Zur Diskussion um die Erschließung der Plassenburg erreichten uns folgende Zeilen: Nach den Leserbriefen der vergangenen Woche könnte man meinen, eine Gondel- oder Standseilbahn zur Plassenburg sei wieder in der Planung und würde ohne Weiteres umgesetzt werden können. Nein, wer aufmerksam liest, stellt fest, dass es keine Planungen der Stadt Kulmbach für so eine Bahn gibt. Auch der Freistaat hat keine solche Planung angekündigt.

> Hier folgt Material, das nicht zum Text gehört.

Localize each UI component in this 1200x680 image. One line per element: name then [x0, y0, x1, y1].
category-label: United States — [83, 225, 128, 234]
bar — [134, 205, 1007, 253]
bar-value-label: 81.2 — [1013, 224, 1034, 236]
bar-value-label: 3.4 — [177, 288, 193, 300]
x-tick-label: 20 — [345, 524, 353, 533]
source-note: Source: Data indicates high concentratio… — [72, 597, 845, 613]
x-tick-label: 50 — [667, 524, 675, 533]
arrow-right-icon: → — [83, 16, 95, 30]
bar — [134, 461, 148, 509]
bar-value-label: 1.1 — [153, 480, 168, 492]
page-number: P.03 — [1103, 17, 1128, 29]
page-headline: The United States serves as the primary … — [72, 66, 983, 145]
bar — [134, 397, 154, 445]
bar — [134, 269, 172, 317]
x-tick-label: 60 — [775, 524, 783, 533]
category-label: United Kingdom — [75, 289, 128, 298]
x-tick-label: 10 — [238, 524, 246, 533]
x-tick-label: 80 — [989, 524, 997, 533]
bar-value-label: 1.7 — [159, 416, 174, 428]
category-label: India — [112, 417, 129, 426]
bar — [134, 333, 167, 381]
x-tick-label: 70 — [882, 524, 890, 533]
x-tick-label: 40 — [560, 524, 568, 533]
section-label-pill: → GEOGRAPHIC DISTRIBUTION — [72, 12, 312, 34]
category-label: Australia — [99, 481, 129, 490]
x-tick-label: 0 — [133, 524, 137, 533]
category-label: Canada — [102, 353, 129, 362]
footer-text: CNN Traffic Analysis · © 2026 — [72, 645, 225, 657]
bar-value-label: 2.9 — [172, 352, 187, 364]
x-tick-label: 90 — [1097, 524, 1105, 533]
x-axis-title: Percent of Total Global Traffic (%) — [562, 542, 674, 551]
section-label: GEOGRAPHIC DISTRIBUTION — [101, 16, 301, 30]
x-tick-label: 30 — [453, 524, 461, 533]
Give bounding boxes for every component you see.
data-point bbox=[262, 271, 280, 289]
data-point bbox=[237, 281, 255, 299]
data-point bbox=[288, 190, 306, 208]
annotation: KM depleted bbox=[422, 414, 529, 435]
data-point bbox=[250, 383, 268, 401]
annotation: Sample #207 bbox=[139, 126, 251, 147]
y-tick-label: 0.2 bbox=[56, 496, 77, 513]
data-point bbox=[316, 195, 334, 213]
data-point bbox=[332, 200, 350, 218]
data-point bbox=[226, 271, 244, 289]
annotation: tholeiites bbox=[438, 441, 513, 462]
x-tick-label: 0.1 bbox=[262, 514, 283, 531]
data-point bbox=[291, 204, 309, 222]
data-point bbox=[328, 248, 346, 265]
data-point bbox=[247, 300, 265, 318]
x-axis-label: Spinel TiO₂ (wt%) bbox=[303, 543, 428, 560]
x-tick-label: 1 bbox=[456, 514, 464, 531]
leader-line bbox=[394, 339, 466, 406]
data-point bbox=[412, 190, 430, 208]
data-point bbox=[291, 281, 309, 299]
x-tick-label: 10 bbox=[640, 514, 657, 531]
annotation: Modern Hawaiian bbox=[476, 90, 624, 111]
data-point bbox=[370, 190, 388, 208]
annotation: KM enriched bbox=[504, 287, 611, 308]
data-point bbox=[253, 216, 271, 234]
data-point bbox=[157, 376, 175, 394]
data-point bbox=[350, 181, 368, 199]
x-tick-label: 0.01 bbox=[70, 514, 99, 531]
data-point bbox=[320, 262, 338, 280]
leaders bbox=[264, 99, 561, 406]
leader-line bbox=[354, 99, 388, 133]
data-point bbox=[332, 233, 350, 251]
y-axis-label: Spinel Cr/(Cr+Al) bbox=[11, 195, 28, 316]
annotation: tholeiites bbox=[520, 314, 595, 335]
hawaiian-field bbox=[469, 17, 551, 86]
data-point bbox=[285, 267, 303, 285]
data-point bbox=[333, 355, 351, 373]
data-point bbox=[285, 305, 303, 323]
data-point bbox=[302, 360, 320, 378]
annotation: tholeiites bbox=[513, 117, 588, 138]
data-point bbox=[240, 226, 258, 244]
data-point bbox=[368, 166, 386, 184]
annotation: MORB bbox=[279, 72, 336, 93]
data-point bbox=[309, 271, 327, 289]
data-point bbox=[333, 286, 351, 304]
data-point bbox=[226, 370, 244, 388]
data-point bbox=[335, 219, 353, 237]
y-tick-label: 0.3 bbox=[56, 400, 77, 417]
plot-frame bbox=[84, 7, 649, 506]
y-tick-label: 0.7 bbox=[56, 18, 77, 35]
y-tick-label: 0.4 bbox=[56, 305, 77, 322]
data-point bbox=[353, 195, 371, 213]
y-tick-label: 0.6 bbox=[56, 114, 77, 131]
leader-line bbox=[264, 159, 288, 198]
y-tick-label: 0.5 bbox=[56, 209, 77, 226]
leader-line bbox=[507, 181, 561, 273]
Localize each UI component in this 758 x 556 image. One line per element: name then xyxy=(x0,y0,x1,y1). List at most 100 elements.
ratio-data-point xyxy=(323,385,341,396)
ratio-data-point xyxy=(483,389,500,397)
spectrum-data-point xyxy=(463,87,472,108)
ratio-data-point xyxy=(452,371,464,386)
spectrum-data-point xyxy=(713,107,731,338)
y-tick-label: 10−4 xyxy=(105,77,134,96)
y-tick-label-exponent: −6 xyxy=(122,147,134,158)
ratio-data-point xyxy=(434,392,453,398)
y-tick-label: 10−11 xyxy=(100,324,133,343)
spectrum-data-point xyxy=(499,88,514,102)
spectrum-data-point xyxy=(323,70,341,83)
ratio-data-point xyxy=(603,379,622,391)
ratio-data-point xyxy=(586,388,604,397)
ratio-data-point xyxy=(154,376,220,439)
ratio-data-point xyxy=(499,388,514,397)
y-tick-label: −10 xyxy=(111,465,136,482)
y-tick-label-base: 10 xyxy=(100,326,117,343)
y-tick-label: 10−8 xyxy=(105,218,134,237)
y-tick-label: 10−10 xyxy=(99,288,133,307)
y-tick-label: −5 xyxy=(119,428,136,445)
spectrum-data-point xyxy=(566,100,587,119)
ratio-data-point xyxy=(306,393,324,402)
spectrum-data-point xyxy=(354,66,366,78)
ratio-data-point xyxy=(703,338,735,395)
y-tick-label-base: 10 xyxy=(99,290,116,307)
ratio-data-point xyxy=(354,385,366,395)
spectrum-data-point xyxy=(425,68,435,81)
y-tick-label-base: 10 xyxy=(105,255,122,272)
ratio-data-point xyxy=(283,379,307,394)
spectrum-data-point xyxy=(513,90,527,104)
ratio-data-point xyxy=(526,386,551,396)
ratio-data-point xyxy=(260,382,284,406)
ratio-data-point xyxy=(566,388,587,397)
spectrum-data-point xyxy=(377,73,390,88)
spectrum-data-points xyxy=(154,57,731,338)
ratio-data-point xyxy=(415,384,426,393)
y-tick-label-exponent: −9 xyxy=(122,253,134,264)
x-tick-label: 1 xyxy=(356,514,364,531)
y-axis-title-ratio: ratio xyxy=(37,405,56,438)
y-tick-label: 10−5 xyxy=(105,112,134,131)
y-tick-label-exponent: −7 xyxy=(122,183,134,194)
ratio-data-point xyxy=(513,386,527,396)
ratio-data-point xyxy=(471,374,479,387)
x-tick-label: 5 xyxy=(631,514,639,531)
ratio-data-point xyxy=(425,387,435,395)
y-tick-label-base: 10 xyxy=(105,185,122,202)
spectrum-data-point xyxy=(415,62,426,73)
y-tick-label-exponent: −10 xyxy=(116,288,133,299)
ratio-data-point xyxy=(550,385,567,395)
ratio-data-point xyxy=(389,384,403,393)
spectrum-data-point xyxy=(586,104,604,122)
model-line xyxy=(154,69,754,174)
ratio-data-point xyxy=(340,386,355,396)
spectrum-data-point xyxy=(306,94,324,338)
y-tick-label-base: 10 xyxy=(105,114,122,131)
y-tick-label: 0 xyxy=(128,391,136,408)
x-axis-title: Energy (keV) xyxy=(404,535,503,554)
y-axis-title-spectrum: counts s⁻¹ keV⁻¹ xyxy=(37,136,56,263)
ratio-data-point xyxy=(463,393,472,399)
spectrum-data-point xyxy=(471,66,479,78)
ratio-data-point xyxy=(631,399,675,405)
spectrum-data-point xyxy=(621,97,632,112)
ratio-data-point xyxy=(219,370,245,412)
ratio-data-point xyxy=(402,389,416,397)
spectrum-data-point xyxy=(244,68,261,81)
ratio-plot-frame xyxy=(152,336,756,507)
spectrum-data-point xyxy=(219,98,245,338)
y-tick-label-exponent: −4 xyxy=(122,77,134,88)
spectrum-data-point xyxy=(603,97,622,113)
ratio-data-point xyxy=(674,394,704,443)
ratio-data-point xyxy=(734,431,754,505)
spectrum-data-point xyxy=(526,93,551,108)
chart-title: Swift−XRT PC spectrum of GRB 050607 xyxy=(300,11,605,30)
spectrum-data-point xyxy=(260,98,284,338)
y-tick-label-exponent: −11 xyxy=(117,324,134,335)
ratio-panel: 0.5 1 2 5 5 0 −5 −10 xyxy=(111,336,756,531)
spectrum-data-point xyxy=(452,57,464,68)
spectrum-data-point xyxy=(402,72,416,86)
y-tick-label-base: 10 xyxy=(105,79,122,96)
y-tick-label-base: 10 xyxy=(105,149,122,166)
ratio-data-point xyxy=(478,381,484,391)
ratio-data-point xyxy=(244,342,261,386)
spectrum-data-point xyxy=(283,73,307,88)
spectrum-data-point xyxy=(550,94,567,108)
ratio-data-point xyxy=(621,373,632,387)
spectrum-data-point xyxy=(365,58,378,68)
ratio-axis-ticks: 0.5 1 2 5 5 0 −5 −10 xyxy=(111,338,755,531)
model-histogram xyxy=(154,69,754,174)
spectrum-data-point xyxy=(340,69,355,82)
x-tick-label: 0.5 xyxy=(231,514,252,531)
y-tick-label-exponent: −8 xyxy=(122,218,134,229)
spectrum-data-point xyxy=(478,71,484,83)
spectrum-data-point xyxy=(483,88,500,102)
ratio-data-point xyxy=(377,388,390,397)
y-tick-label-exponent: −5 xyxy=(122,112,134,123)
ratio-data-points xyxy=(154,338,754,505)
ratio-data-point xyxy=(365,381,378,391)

So charmant diese Idee auch ist, auch ich könnte mich dafür durchaus erwärmen, wer sollte die Folgekosten tragen? Wer würde der Betreiber der Bahn? Manch einer schwadroniert auch vom ach so erfolgreichen Plassenburg-Express, doch der wurde offenbar aus Mangel an Erfolg im vergangenen Jahr eingestellt.

Tatsache ist: Es liegt ein Angebot der Schlösserverwaltung vor, die Planungen für eine seit Jahrhunderten vorhandene Erschließung durch den Buchwald voranzutreiben. Die Forststraße kann ausgebaut werden, um die Plassenburg endlich für Busse und als zusätzlichen Vorteil auch für Pkw erreichbar zu machen. Im Moment fahren Lkw, viele Tonnen schwere Harvester und weitere Forstfahrzeuge auf dieser Straße. Die auszubauende Strecke durch den Buchwald liegt laut Schlösserverwaltungspräsident zum allergrößten Teil auf staatlichem Grund.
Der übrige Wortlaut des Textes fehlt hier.